From November to December and from March to April, Gold Bluffs Beach becomes a popular location for whale watching as well.
There are two ways to reach Gold Bluff’s Beach: hiking or in a vehicle.
Hike from any of the trails leaving the parking area at the Prairie Creek Visitor’s Center that head to the beach. The James Irvine and Miner’s Ridge Trails both offer chances to see Roosevelt elk (and some gorgeous old-growth Redwoods) along the way.
Gold Bluffs Beach can be reached by vehicle from Hwy 101 via Davison Road, a six-mile, 15 mph, rough dirt road. Note there are size restrictions on vehicles and no trailers of any kind allowed on Davison Road.
2. Elk Meadow & Elk Prairie
While you’re in the Prairie Creek Redwood State Park, another popular place to spot wildlife is the Elk Meadow/Elk Prairie areas in the southern part of the park. Roosevelt elk can be spotted here all times of the year. They are especially visible in the early hours of the morning and in the late evening just before sunset.
During the spring, this is a popular location to see mothers with calves. In the fall, the elk congregate in the grassy areas of Elk Meadow for
Elk Prairie is located off the Newton Drury Scenic Parkway in Prairie Creek Redwood State Park. Follow the Parkway off Hwy 101 and watch for wildlife in the meadows as you reach the visitor center and campgrounds. There are viewing platforms in several areas along the road.
Located along Davison Road (off Hwy 101, 3.5 miles) on the way towards Gold Bluffs Beach, Elk Meadow has good parking and visibility for elk viewing.
3. Klamath River Overlook
If marine wildlife catches your eye, then the best place to stop is the Klamath River Overlook. A resident population of grey whales can be spotted here year-round, with large migrating populations visiting in the months of November to December and March to April. The overlook is high off the water, however, the lower overlook/beach area can be reached on a steep 1/4 mile trail.
While you’re at the overlook, watch for sea lions, other whales, and the incredible population of sea birds that call Redwoods National and State Parks their home.

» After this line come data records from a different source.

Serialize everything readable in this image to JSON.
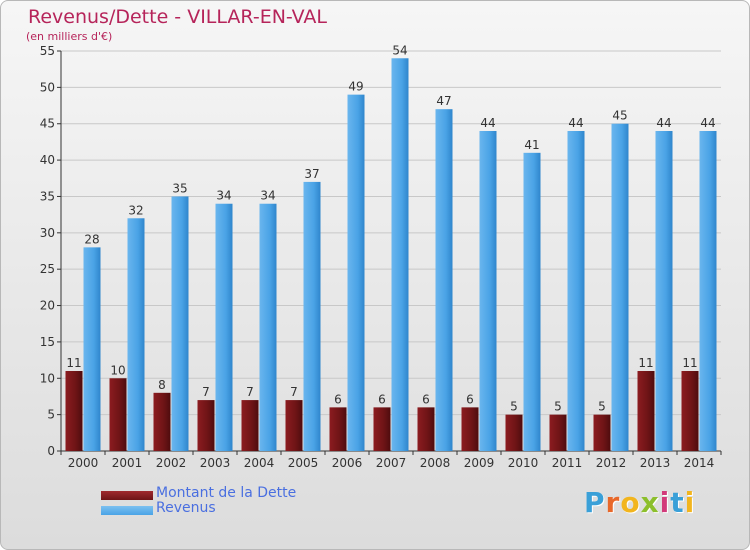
{
  "header": {
    "title": "Revenus/Dette - VILLAR-EN-VAL",
    "subtitle": "(en milliers d'€)"
  },
  "colors": {
    "dette": "#6e1416",
    "revenus": "#4aa3e6",
    "title": "#b6245a",
    "legend_text": "#4a6fe0",
    "axis": "#333333",
    "grid": "#c8c8c8"
  },
  "chart_data": {
    "type": "bar",
    "title": "Revenus/Dette - VILLAR-EN-VAL",
    "subtitle": "(en milliers d'€)",
    "categories": [
      "2000",
      "2001",
      "2002",
      "2003",
      "2004",
      "2005",
      "2006",
      "2007",
      "2008",
      "2009",
      "2010",
      "2011",
      "2012",
      "2013",
      "2014"
    ],
    "series": [
      {
        "name": "Montant de la Dette",
        "values": [
          11,
          10,
          8,
          7,
          7,
          7,
          6,
          6,
          6,
          6,
          5,
          5,
          5,
          11,
          11
        ],
        "color": "#6e1416"
      },
      {
        "name": "Revenus",
        "values": [
          28,
          32,
          35,
          34,
          34,
          37,
          49,
          54,
          47,
          44,
          41,
          44,
          45,
          44,
          44
        ],
        "color": "#4aa3e6"
      }
    ],
    "ylim": [
      0,
      55
    ],
    "yticks": [
      0,
      5,
      10,
      15,
      20,
      25,
      30,
      35,
      40,
      45,
      50,
      55
    ],
    "grid": true,
    "legend": "bottom-left",
    "data_labels": true
  },
  "logo": {
    "letters": [
      "P",
      "r",
      "o",
      "x",
      "i",
      "t",
      "i"
    ],
    "colors": [
      "#3aa0d8",
      "#e8682a",
      "#f2b51e",
      "#8cbf2c",
      "#d23a7a",
      "#3aa0d8",
      "#f2b51e"
    ]
  }
}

Follow the signs for the Klamath River Overlook near the town of Klamath, California. Leave Hwy 101 on Requa Road and follow the road until you reach the overlook. On the south banks of the Klamath River is the Coastal Drive Loop, a scenic drive in Redwood. Follow Klamath Beach Road to the High Bluff overlook for another chance to see whales, sea lions, and pelicans.
Other Places to Check Out Wildlife in Redwood National Park
While the mammal watching in Redwood National Park is outstanding, so are the opportunities to spot some rare and endangered species. During your stay, consider these other places to check out wildlife in the park.
- Tidepooling – The rocky shores of Redwood National and State Park offer some of the best tide pool habitats in all of the National Park Service. Endert’s Beach, the Damnation Creek Trail, and the mouth of Wilson’s Creek are some tide pool hot spots in the park. Check the tide schedule at one of the visitor’s centers when you arrive for best viewing times.
- Bird Watching – One of the amazing facts we saw posted in Redwood National Park: There are more than 280 species of birds that spend time in the park (either resident or migratory). There are only 800 species that live in the United States! The diversity of bird watching in Redwood National and State Parks is impressive. Visitors can spot coastal sea birds (cormorants, loons, sea ducks), beach and shorebirds (gulls, terns, pelicans), wetland birds (bald eagle, herons, egrets) as well as species that are endemic to the Redwood forest habitat. Stop by any of the ranger stations when you arrive and pick up a bird watching list. You’ll be surprised how many you can spot in just a short visit to the park.